4paradigm / OpenMLDB

OpenMLDB is an open-source machine learning database that provides a feature platform computing consistent features for training and inference.
https://openmldb.ai
Apache License 2.0
1.58k stars 317 forks source link

After inserting data with precompiled SQL, when queried, certain fields have additional null characters ('\x00') appended at the end #3779

Open yht520100 opened 7 months ago

yht520100 commented 7 months ago

Bug Description Service Version: Code from the main branch after version 0.8.4, compiled and deployed on macOS 13.5.1. Client Version: The current project branch python-sdk, accessing the database using the dbapi method.

After inserting data with precompiled SQL, when queried, certain fields have additional null characters ('\x00') appended at the end, as shown in the fourth column: [(1001, '2022-05-01', 'province1', 'city1\x00\x00\x00\x00\x00\x00\x00\x00\x00\x00', 1, 1590738991000), (1002, '2022-05-02', 'province2', 'city2\x00\x00\x00\x00\x00\x00\x00\x00\x00\x00', 2, 1590738992000), (1003, '2022-05-03', 'province3', 'city3\x00\x00\x00\x00\x00\x00\x00\x00\x00\x00', 3, 1590738993000), (1004, '2022-05-04', 'province0', 'city4\x00\x00\x00\x00\x00\x00\x00\x00\x00\x00', 4, 1590738994000)]

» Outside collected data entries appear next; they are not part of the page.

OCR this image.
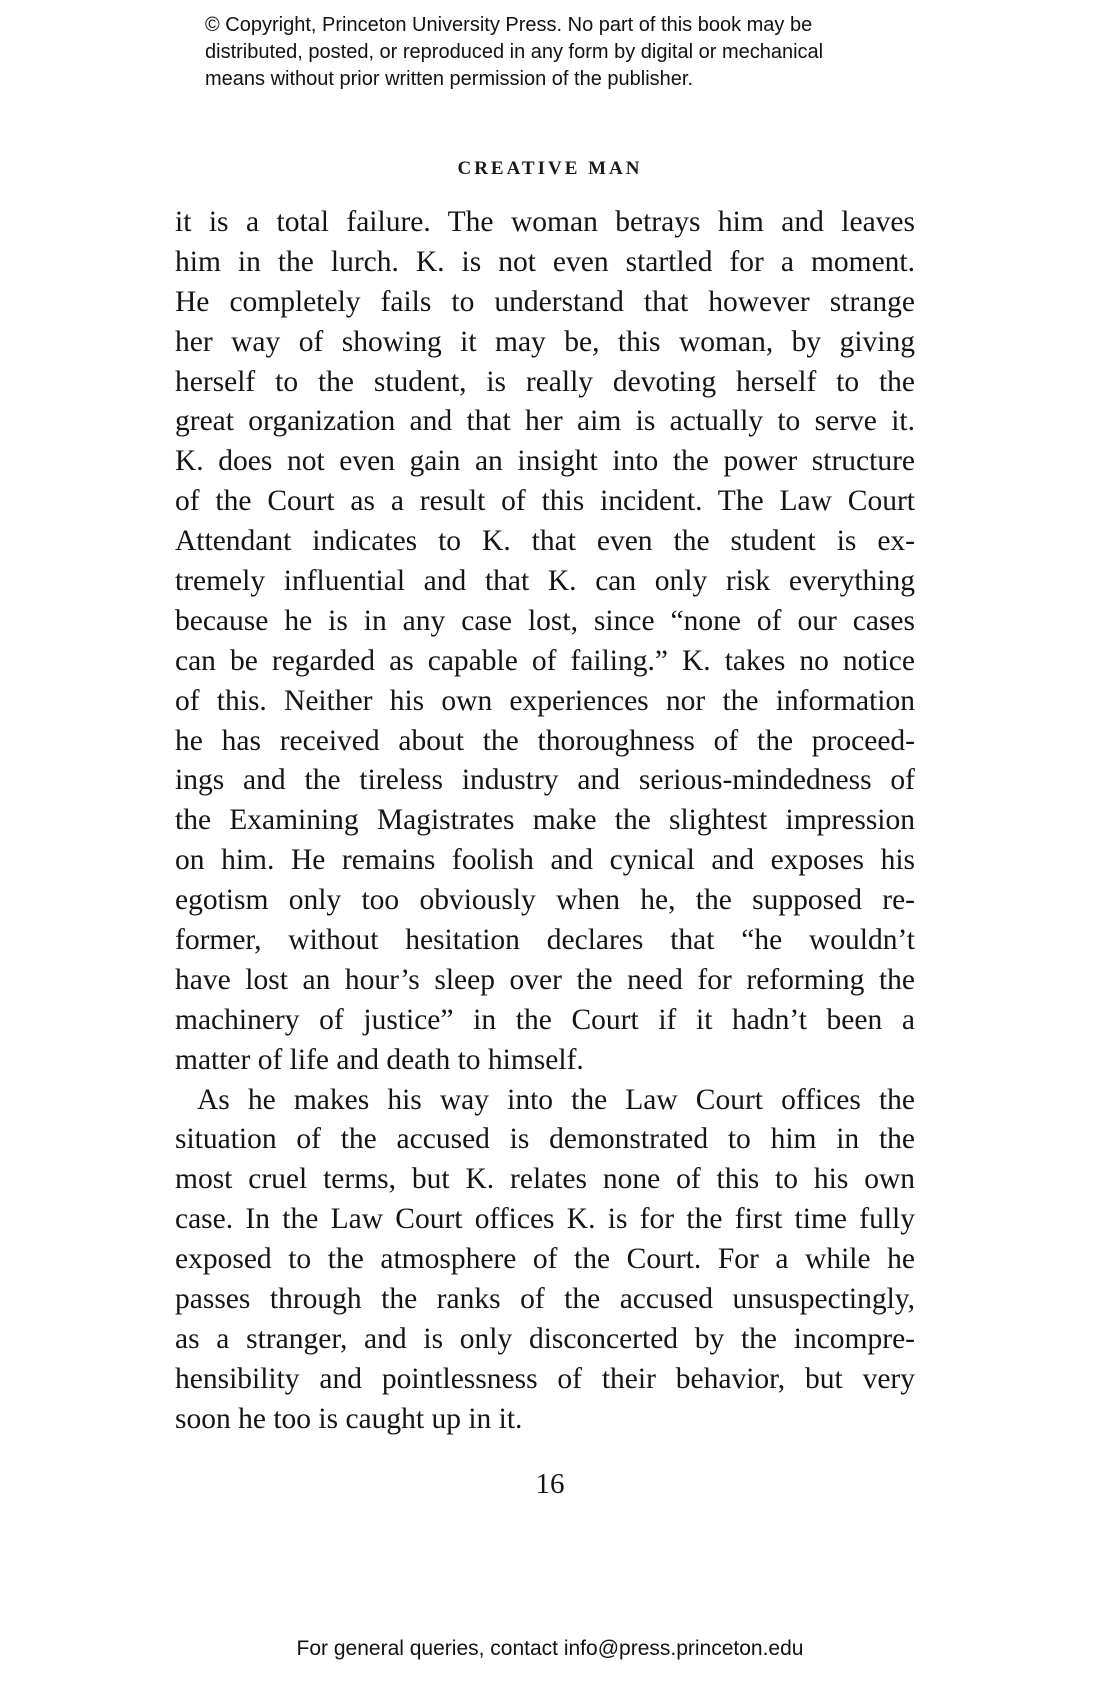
© Copyright, Princeton University Press. No part of this book may be
distributed, posted, or reproduced in any form by digital or mechanical
means without prior written permission of the publisher.
CREATIVE MAN
it is a total failure. The woman betrays him and leaves
him in the lurch. K. is not even startled for a moment.
He completely fails to understand that however strange
her way of showing it may be, this woman, by giving
herself to the student, is really devoting herself to the
great organization and that her aim is actually to serve it.
K. does not even gain an insight into the power structure
of the Court as a result of this incident. The Law Court
Attendant indicates to K. that even the student is ex-
tremely influential and that K. can only risk everything
because he is in any case lost, since “none of our cases
can be regarded as capable of failing.” K. takes no notice
of this. Neither his own experiences nor the information
he has received about the thoroughness of the proceed-
ings and the tireless industry and serious-mindedness of
the Examining Magistrates make the slightest impression
on him. He remains foolish and cynical and exposes his
egotism only too obviously when he, the supposed re-
former, without hesitation declares that “he wouldn’t
have lost an hour’s sleep over the need for reforming the
machinery of justice” in the Court if it hadn’t been a
matter of life and death to himself.
As he makes his way into the Law Court offices the
situation of the accused is demonstrated to him in the
most cruel terms, but K. relates none of this to his own
case. In the Law Court offices K. is for the first time fully
exposed to the atmosphere of the Court. For a while he
passes through the ranks of the accused unsuspectingly,
as a stranger, and is only disconcerted by the incompre-
hensibility and pointlessness of their behavior, but very
soon he too is caught up in it.
16
For general queries, contact info@press.princeton.edu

Expected Behavior The field contents should not have additional null characters appended and should match the inserted content.

Relation Case

Steps to Reproduce

  1. Use the python-sdk code from the main branch after version 0.8.4.
  2. Run the test cases below to reproduce the corresponding error.
import sys
import os
from openmldb.dbapi import connect
import pytest

from .case_conf import OpenMLDB_ZK_CLUSTER, OpenMLDB_ZK_PATH

class TestOpenmldbDBAPI:
    cursor_without_db = None
    cursor = None
    db_name = "dbapi_test"

    @classmethod
    def setup_class(cls):
        # connect without db to create it
        db = connect(zk=OpenMLDB_ZK_CLUSTER, zkPath=OpenMLDB_ZK_PATH)
        cls.cursor_without_db = db.cursor()
        cls.cursor_without_db.execute(
            f"create database if not exists {cls.db_name};")
        # then we can use the db to connect
        db = connect(database=cls.db_name,
                     zk=OpenMLDB_ZK_CLUSTER,
                     zkPath=OpenMLDB_ZK_PATH)
        cls.cursor = db.cursor()
        cls.cursor.execute("create database if not exists {};".format(cls.db_name))
        assert cls.db_name in cls.cursor.get_databases()

    def recreate_table(self, table, schema):
        if table in self.cursor.get_tables(self.db_name):
            self.cursor.execute("drop table {}".format(table))
        assert table not in self.cursor.get_tables(self.db_name)

        self.cursor.execute("create table {}({}) OPTIONS(partitionnum=1);".format(table, schema))
        assert table in self.cursor.get_tables(self.db_name)

    def test_more_parameterized_query(self):
        table = "test_param_query"
        schema_str = "col1 bigint, col2 date, col3 string, col4 string, col5 int, col6 timestamp, " \
                     "index(key=col3, ts=col1), index(key=col3, ts=col6)"
        self.recreate_table(table, schema_str)
        test_rows = [(1000 + i, '2022-05-0' + str(i), 'province' + str(i % 4),
                      'city' + str(i), i, (1590738990 + i) * 1000)
                     for i in range(1, 5)]
        self.cursor.executemany('insert into {} values (?, ?, ?, ?, ?, ?);'.format(table), test_rows)

        result = self.cursor.execute("select * from {};".format(table)).fetchall()
        result = sorted(list(result), key=lambda x: x[0])
        assert result == test_rows

if __name__ == "__main__":
    sys.exit(pytest.main(["-vv", os.path.abspath(__file__)]))
tobegit3hub commented 7 months ago

It does not work for parameter query like insert into {} values (?, ?, ?, ?, ?, ?). It may be the issue of this sql interface.

vagetablechicken commented 7 months ago

Only python paramterized insert fails, cuz in python sdk level, when insert parameter is tuple: https://github.com/4paradigm/OpenMLDB/blob/bb059de2868478ec056f619042aa42108b9a7a96/python/openmldb_sdk/openmldb/dbapi/dbapi.py#L310-L312 So if you pass date str to it, it'll be calculated, be treated as a string column. The test is one date col and two string, so the str_size = len(date_str) + real_str_size, add more 10 char.

The right way ref dict: https://github.com/4paradigm/OpenMLDB/blob/bb059de2868478ec056f619042aa42108b9a7a96/python/openmldb_sdk/openmldb/dbapi/dbapi.py#L316-L323

I think we should handle None in tuple.

And no paramterized tests of date type before(just insert sql, it'll be build in router native level). https://github.com/4paradigm/OpenMLDB/blob/b1318e804555c0a4ff20f2741a107c41d0995bd8/python/openmldb_sdk/tests/openmldb_client_test.py#L110-L113 We should add more tests about parameteried insert or query.